真っ先に手をつけたのが、“こだわりを捨てる”ことだったという。
「結果の出ないこだわりは、間違ったこだわりである」
USJの方がテレビのインタビューでこのようなことを言われていた。
この“間違ったこだわり”を捨てることで、USJの業績は回復へと向かったわけである。
これと同様のことがハウステンボスでも起こっている。
確かに業績面だけにフォーカスすれば、それはその通りなのだろう。
ただ、それをそのままカイロプラクティック業界に当てはめるわけにはいかない。
売り上げさえ伸びればカイロプラクティックでもなんでも構わないことになってしまうからだ。
カイロプラクティックは結果を出せる。
それは身をもって知っている。
とはいえ、その結果がそのまま業績面での結果に繋がるとは限らない。
これもまた身をもって知らされている。
では、カイロプラクティックにこだわることは間違ったこだわりなのだろうか??
盛業しているとされるカイロプラクティック・オフィスも当然ある。
が、その多くはカイロプラクティックだけでなく、“+α”の形態をとっているように思える。
その場合、この“+α”こそがウリで、カイロプラクティックは二の次扱いの印象が強い。
メディアでの扱いも同様だ。
カイロプラクターとして登場しても、取り上げられるのは“+α”の面ばかり。
カイロプラクティックを語ることはほぼ無いに等しい。
つまり、カイロプラクティックそのものの需要が無いのである。
一般の方々からも、メディアからも、そして下手をするとカイロプラクターからも必要とされていない。
それが日本におけるカイロプラクティックの現状なのかもしれない。
少なくても需要がある限りカイロプラクティックにこだわり続ける。
そんな理想をだらだらと掲げていられるのは一部の金持ちだけだ。
まず食えなければ、こだわりたくてもこだわれない。
カイロプラクティックにこだわることができるのはカイロプラクターだけ。
それ故、こだわり続けることで苦労しているカイロプラクターも少なくないはずだ。
ならば、まずはカイロプラクティックがいかに魅力的であるかを前面に出さなければならない。

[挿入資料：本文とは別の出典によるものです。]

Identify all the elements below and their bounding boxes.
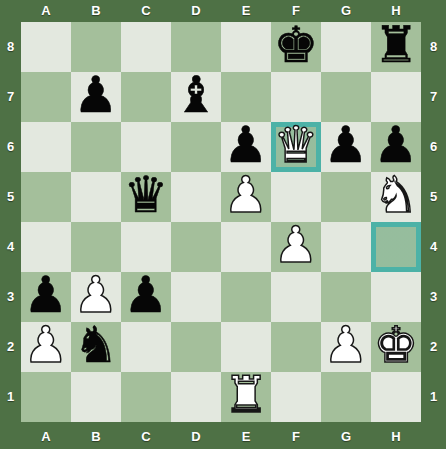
rank-label-right-3: 3	[421, 272, 446, 322]
black-pawn-a3[interactable]: ♟	[24, 270, 69, 320]
square-d5[interactable]	[171, 172, 221, 222]
black-king-f8[interactable]: ♚	[274, 20, 319, 70]
square-e7[interactable]	[221, 72, 271, 122]
white-pawn-a2[interactable]: ♟	[24, 320, 69, 370]
board-squares: ♚♜♟♝♟♛♟♟♛♟♞♟♟♟♟♟♞♟♚♜	[21, 22, 421, 422]
rank-labels-right: 87654321	[421, 22, 446, 422]
square-c3[interactable]: ♟	[121, 272, 171, 322]
rank-label-right-8: 8	[421, 22, 446, 72]
rank-label-left-4: 4	[0, 222, 21, 272]
white-queen-f6[interactable]: ♛	[274, 120, 319, 170]
square-g5[interactable]	[321, 172, 371, 222]
square-g4[interactable]	[321, 222, 371, 272]
square-a3[interactable]: ♟	[21, 272, 71, 322]
file-label-bottom-b: B	[71, 424, 121, 449]
square-h5[interactable]: ♞	[371, 172, 421, 222]
rank-label-right-5: 5	[421, 172, 446, 222]
square-e1[interactable]: ♜	[221, 372, 271, 422]
rank-label-left-6: 6	[0, 122, 21, 172]
square-g7[interactable]	[321, 72, 371, 122]
white-pawn-e5[interactable]: ♟	[224, 170, 269, 220]
white-pawn-f4[interactable]: ♟	[274, 220, 319, 270]
square-d3[interactable]	[171, 272, 221, 322]
file-labels-bottom: ABCDEFGH	[21, 424, 421, 449]
file-label-top-a: A	[21, 0, 71, 22]
square-d2[interactable]	[171, 322, 221, 372]
rank-label-right-2: 2	[421, 322, 446, 372]
square-a2[interactable]: ♟	[21, 322, 71, 372]
rank-labels-left: 87654321	[0, 22, 21, 422]
white-king-h2[interactable]: ♚	[374, 320, 419, 370]
square-d1[interactable]	[171, 372, 221, 422]
square-b8[interactable]	[71, 22, 121, 72]
square-a8[interactable]	[21, 22, 71, 72]
white-pawn-b3[interactable]: ♟	[74, 270, 119, 320]
black-pawn-e6[interactable]: ♟	[224, 120, 269, 170]
rank-label-right-4: 4	[421, 222, 446, 272]
square-f2[interactable]	[271, 322, 321, 372]
white-rook-e1[interactable]: ♜	[224, 370, 269, 420]
square-e6[interactable]: ♟	[221, 122, 271, 172]
file-label-top-b: B	[71, 0, 121, 22]
square-a1[interactable]	[21, 372, 71, 422]
square-e4[interactable]	[221, 222, 271, 272]
file-label-bottom-a: A	[21, 424, 71, 449]
file-label-bottom-f: F	[271, 424, 321, 449]
square-d4[interactable]	[171, 222, 221, 272]
square-h4[interactable]	[371, 222, 421, 272]
black-pawn-c3[interactable]: ♟	[124, 270, 169, 320]
square-g1[interactable]	[321, 372, 371, 422]
rank-label-left-3: 3	[0, 272, 21, 322]
file-label-bottom-g: G	[321, 424, 371, 449]
square-c5[interactable]: ♛	[121, 172, 171, 222]
rank-label-right-6: 6	[421, 122, 446, 172]
square-c7[interactable]	[121, 72, 171, 122]
square-c1[interactable]	[121, 372, 171, 422]
square-c4[interactable]	[121, 222, 171, 272]
square-d7[interactable]: ♝	[171, 72, 221, 122]
rank-label-right-1: 1	[421, 372, 446, 422]
square-h3[interactable]	[371, 272, 421, 322]
square-h2[interactable]: ♚	[371, 322, 421, 372]
black-rook-h8[interactable]: ♜	[374, 20, 419, 70]
file-label-bottom-h: H	[371, 424, 421, 449]
black-knight-b2[interactable]: ♞	[74, 320, 119, 370]
square-f7[interactable]	[271, 72, 321, 122]
square-b2[interactable]: ♞	[71, 322, 121, 372]
black-pawn-b7[interactable]: ♟	[74, 70, 119, 120]
chess-board: ABCDEFGH ABCDEFGH 87654321 87654321 ♚♜♟♝…	[0, 0, 446, 449]
square-g3[interactable]	[321, 272, 371, 322]
file-labels-top: ABCDEFGH	[21, 0, 421, 22]
black-queen-c5[interactable]: ♛	[124, 170, 169, 220]
file-label-top-g: G	[321, 0, 371, 22]
square-f1[interactable]	[271, 372, 321, 422]
rank-label-left-1: 1	[0, 372, 21, 422]
white-pawn-g2[interactable]: ♟	[324, 320, 369, 370]
file-label-bottom-c: C	[121, 424, 171, 449]
square-h1[interactable]	[371, 372, 421, 422]
square-g2[interactable]: ♟	[321, 322, 371, 372]
square-c8[interactable]	[121, 22, 171, 72]
file-label-top-c: C	[121, 0, 171, 22]
square-e3[interactable]	[221, 272, 271, 322]
square-f8[interactable]: ♚	[271, 22, 321, 72]
file-label-bottom-e: E	[221, 424, 271, 449]
file-label-top-e: E	[221, 0, 271, 22]
rank-label-left-8: 8	[0, 22, 21, 72]
square-c2[interactable]	[121, 322, 171, 372]
rank-label-left-5: 5	[0, 172, 21, 222]
square-f3[interactable]	[271, 272, 321, 322]
square-b1[interactable]	[71, 372, 121, 422]
square-b4[interactable]	[71, 222, 121, 272]
square-h7[interactable]	[371, 72, 421, 122]
square-g8[interactable]	[321, 22, 371, 72]
square-e5[interactable]: ♟	[221, 172, 271, 222]
file-label-bottom-d: D	[171, 424, 221, 449]
square-b3[interactable]: ♟	[71, 272, 121, 322]
square-f4[interactable]: ♟	[271, 222, 321, 272]
rank-label-left-2: 2	[0, 322, 21, 372]
rank-label-left-7: 7	[0, 72, 21, 122]
square-e2[interactable]	[221, 322, 271, 372]
square-b5[interactable]	[71, 172, 121, 222]
square-h8[interactable]: ♜	[371, 22, 421, 72]
square-b7[interactable]: ♟	[71, 72, 121, 122]
square-b6[interactable]	[71, 122, 121, 172]
square-d8[interactable]	[171, 22, 221, 72]
square-g6[interactable]: ♟	[321, 122, 371, 172]
square-a6[interactable]	[21, 122, 71, 172]
black-pawn-h6[interactable]: ♟	[374, 120, 419, 170]
black-bishop-d7[interactable]: ♝	[174, 70, 219, 120]
square-c6[interactable]	[121, 122, 171, 172]
square-a4[interactable]	[21, 222, 71, 272]
square-h6[interactable]: ♟	[371, 122, 421, 172]
square-f6[interactable]: ♛	[271, 122, 321, 172]
black-pawn-g6[interactable]: ♟	[324, 120, 369, 170]
square-a7[interactable]	[21, 72, 71, 122]
file-label-top-d: D	[171, 0, 221, 22]
square-d6[interactable]	[171, 122, 221, 172]
white-knight-h5[interactable]: ♞	[374, 170, 419, 220]
square-f5[interactable]	[271, 172, 321, 222]
rank-label-right-7: 7	[421, 72, 446, 122]
square-e8[interactable]	[221, 22, 271, 72]
square-a5[interactable]	[21, 172, 71, 222]
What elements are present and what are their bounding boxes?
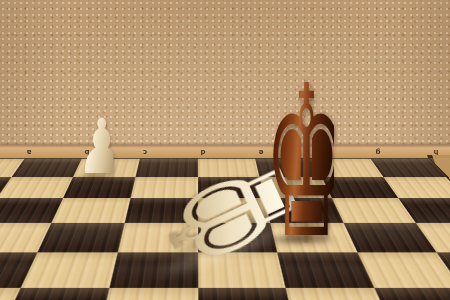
- square-e5: [198, 223, 278, 252]
- square-d3: [99, 288, 198, 300]
- square-b8: [11, 159, 82, 177]
- square-b7: [0, 177, 73, 198]
- square-f7: [260, 177, 332, 198]
- file-label-h: h: [428, 148, 444, 156]
- square-d8: [135, 159, 197, 177]
- file-label-b: b: [79, 148, 95, 156]
- square-c6: [52, 198, 131, 223]
- square-c4: [21, 252, 118, 288]
- square-e6: [198, 198, 271, 223]
- square-e7: [198, 177, 265, 198]
- square-e8: [198, 159, 260, 177]
- file-label-a: a: [21, 148, 37, 156]
- square-d7: [130, 177, 197, 198]
- square-f6: [265, 198, 344, 223]
- file-label-c: c: [137, 148, 153, 156]
- file-label-d: d: [195, 148, 211, 156]
- square-c8: [73, 159, 139, 177]
- file-label-g: g: [370, 148, 386, 156]
- square-d6: [125, 198, 198, 223]
- square-g3: [374, 288, 450, 300]
- square-f5: [270, 223, 357, 252]
- file-label-e: e: [253, 148, 269, 156]
- square-d5: [118, 223, 198, 252]
- chess-photo-scene: abcdefgh ♚ ♟ ♚ ♚: [0, 0, 450, 300]
- cork-wall-background: [0, 0, 450, 162]
- square-d4: [109, 252, 197, 288]
- square-c5: [38, 223, 125, 252]
- square-e3: [198, 288, 297, 300]
- chessboard: [0, 158, 450, 300]
- square-c7: [63, 177, 135, 198]
- square-f8: [255, 159, 321, 177]
- file-label-f: f: [312, 148, 328, 156]
- square-g4: [357, 252, 450, 288]
- square-e4: [198, 252, 286, 288]
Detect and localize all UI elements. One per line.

カイロプラクティックの有効性、加えてその面白さをより強く訴えていく必要がある。
結果を出し、特に若い人たちが「カイロプラクターになりたい!!」と思うくらいに。
そうした行動を起こすに際し、D.C.だの国際基準だの、はたまた専門学校卒だのはもはや関係ない話ではないのか。
カイロプラクティックのアイデンティティ損失危機を前にして、D.C.だ、ノンD.C.だなどと言っているのは滑稽としか言いようがない。
今、何が重要なのか
今、何が必要とされているのか
そして、今、何をすべきなのか
当然、異論もあるだろうし、なければオカシイ。
それも含めて、改めて考えてほしいと思う。
カイロプラクティックをやってるカイロプラクターならね。